I think that Lewis’ point above is very important. In a significant portion of scholarship (as well as in internet bickering) the source, background, or reaction others might have to a claim are what people consider. The missing piece is, “Is it true?” After we ask the truth question, we can ask, “So what?” I’d rather read a book by a brilliant New Testament scholar like Maurice Casey who actually asks, “Is it true?” and said, “No.” It gets tiresome reading work that says, “Clearly Paul got this idea from stoicism,” “Jesus was an apocalyptic preacher” or “Aquinas just said things Aristotle said,” without exploring whether the ideas are true and what it means for the reader if they are true.
The idea that one has found the origin of an idea and can therefore reject it is actually a textbook example of the genetic fallacy (the notion that an idea is discredited for its source rather than evidence to the contrary). Now, obviously in a Bible commentary part of the task is explaining parallels, allusions, background, and so-on.
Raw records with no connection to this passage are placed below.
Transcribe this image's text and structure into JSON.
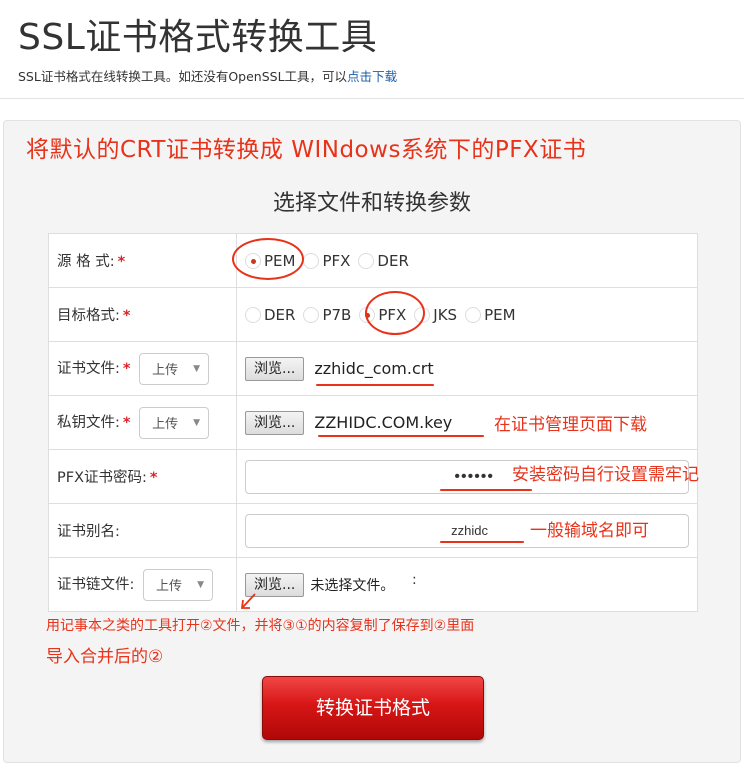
{
  "header": {
    "title": "SSL证书格式转换工具",
    "subtitle": "SSL证书格式在线转换工具。如还没有OpenSSL工具，可以",
    "download_link": "点击下载"
  },
  "annotations": {
    "headline": "将默认的CRT证书转换成 WINdows系统下的PFX证书",
    "key_note": "在证书管理页面下载",
    "password_note": "安装密码自行设置需牢记",
    "alias_note": "一般输域名即可",
    "chain_note_line1": "用记事本之类的工具打开②文件，并将③①的内容复制了保存到②里面",
    "chain_note_line2": "导入合并后的②",
    "stray_mark": ":"
  },
  "form": {
    "title": "选择文件和转换参数",
    "required_mark": "*",
    "source_format": {
      "label": "源 格 式:",
      "options": [
        "PEM",
        "PFX",
        "DER"
      ],
      "selected": "PEM"
    },
    "target_format": {
      "label": "目标格式:",
      "options": [
        "DER",
        "P7B",
        "PFX",
        "JKS",
        "PEM"
      ],
      "selected": "PFX"
    },
    "cert_file": {
      "label": "证书文件:",
      "upload_select": "上传",
      "browse_label": "浏览...",
      "filename": "zzhidc_com.crt"
    },
    "key_file": {
      "label": "私钥文件:",
      "upload_select": "上传",
      "browse_label": "浏览...",
      "filename": "ZZHIDC.COM.key"
    },
    "pfx_password": {
      "label": "PFX证书密码:",
      "value": "••••••"
    },
    "cert_alias": {
      "label": "证书别名:",
      "value": "zzhidc"
    },
    "chain_file": {
      "label": "证书链文件:",
      "upload_select": "上传",
      "browse_label": "浏览...",
      "filename": "未选择文件。"
    }
  },
  "convert_button": "转换证书格式",
  "colors": {
    "annotation": "#e8321a",
    "required": "#d9262c",
    "button": "#d71515",
    "link": "#1a5ea8"
  }
}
But even then, the truth question must be asked in one, if not, two ways:
- Is this interpretation true?
- Once the text is interpreted, is the text true and if so, how?
Examples of finding the source/influence behind an idea or the hypothetical results of expressing it are rampant on the internet.
There is a good reason for this: making an idea seem unpleasant to believe is easier to do than making an idea seem untrue. For instance, if I explain where an idea comes from, then I can make it seem juvenile to think it (That idea is from the Bronze Age!). Or, if I can say that “so-and-so bad person thinks that idea,” then the idea is shameful. Th
e problem is that many people won’t actually consider ideas on the level of logic and facts because it is rare that people think about the difference between logic and rhetoric. Anyway, I challenge you to ask the truth question when you read.